The TRS R consists of the following rules:

a(a(b(x1))) → b(a(b(c(a(x1)))))
b(a(x1)) → a(b(b(x1)))
b(c(a(x1))) → c(a(b(x1)))

Q is empty.
We have to consider all minimal (P,Q,R)-chains.
We use the reduction pair processor [15].


The following pairs can be oriented strictly and are deleted.


B(c(a(x1))) → A(b(x1))
The remaining pairs can at least be oriented weakly.

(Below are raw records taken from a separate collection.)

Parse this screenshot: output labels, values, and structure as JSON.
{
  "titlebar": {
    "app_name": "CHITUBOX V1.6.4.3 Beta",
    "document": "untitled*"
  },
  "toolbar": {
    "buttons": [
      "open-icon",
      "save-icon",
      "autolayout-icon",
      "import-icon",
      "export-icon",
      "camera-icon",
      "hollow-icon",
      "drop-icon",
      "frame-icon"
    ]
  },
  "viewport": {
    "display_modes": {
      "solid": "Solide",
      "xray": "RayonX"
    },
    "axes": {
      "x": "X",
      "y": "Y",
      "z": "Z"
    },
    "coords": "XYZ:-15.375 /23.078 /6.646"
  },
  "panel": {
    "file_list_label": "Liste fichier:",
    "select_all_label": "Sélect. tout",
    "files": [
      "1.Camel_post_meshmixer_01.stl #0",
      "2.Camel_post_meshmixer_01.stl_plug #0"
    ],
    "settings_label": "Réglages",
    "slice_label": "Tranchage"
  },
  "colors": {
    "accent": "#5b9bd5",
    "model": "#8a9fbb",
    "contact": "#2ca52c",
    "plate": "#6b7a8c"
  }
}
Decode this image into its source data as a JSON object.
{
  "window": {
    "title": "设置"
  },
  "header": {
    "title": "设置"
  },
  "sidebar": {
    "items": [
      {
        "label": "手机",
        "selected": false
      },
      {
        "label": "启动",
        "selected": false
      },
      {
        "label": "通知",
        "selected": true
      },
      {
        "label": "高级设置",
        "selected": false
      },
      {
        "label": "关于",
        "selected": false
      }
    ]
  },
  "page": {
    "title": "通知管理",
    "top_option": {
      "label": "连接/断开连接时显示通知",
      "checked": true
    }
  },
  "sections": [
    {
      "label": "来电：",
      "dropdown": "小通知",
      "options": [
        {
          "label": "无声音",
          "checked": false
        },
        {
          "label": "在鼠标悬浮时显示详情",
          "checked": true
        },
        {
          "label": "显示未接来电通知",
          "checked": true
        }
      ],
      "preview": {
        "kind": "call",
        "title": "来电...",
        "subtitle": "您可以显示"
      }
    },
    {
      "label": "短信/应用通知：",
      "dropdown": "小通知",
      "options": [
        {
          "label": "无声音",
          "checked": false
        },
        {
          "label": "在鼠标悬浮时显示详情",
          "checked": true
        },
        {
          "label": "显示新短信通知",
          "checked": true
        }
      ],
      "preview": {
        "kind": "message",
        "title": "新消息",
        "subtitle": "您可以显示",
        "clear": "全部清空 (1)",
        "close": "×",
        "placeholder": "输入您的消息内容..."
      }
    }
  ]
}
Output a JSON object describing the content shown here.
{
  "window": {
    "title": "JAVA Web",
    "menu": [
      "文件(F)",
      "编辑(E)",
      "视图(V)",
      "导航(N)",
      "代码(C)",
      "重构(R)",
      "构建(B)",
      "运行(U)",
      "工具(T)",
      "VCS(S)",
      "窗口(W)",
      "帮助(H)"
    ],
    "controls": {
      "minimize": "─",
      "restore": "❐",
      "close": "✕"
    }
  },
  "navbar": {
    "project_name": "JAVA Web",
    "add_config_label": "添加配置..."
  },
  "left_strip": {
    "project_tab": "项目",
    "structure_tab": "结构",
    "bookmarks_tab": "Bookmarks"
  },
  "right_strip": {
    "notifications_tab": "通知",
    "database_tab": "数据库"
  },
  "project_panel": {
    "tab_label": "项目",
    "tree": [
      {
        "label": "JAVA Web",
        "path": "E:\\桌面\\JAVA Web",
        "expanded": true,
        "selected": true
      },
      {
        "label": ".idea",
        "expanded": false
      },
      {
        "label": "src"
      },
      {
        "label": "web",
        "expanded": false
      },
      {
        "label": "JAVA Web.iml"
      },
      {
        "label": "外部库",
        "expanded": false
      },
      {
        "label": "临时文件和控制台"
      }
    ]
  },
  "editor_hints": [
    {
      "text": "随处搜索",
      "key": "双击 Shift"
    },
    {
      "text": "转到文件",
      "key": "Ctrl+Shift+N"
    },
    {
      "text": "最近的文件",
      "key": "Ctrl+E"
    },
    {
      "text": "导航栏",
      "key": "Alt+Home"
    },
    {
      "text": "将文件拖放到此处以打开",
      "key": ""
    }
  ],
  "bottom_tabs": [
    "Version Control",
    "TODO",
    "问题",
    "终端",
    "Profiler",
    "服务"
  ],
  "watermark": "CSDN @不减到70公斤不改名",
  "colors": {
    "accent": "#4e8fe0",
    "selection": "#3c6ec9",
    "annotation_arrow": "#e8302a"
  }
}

A(a(b(x1))) → B(a(b(c(a(x1)))))
Used ordering: Polynomial Order [21,25] with Interpretation:

POL( A(x1) ) = 0


POL( c(x1) ) = 1


POL( b(x1) ) = x1


POL( B(x1) ) = x1


POL( a(x1) ) = max{0, -1}



The following usable rules [17] were oriented:

b(a(x1)) → a(b(b(x1)))
a(a(b(x1))) → b(a(b(c(a(x1)))))
b(c(a(x1))) → c(a(b(x1)))



↳ QTRS
  ↳ QTRS Reverse
  ↳ QTRS Reverse
  ↳ DependencyPairsProof
    ↳ QDP
      ↳ RuleRemovalProof
        ↳ QDP
          ↳ QDPOrderProof
            ↳ QDP
              ↳ QDPOrderProof
QDP
                  ↳ DependencyGraphProof

Q DP problem:
The TRS P consists of the following rules:

A(a(b(x1))) → B(a(b(c(a(x1)))))

The TRS R consists of the following rules:

a(a(b(x1))) → b(a(b(c(a(x1)))))
b(a(x1)) → a(b(b(x1)))
b(c(a(x1))) → c(a(b(x1)))

Q is empty.
We have to consider all minimal (P,Q,R)-chains.
The approximation of the Dependency Graph [15,17,22] contains 0 SCCs with 1 less node.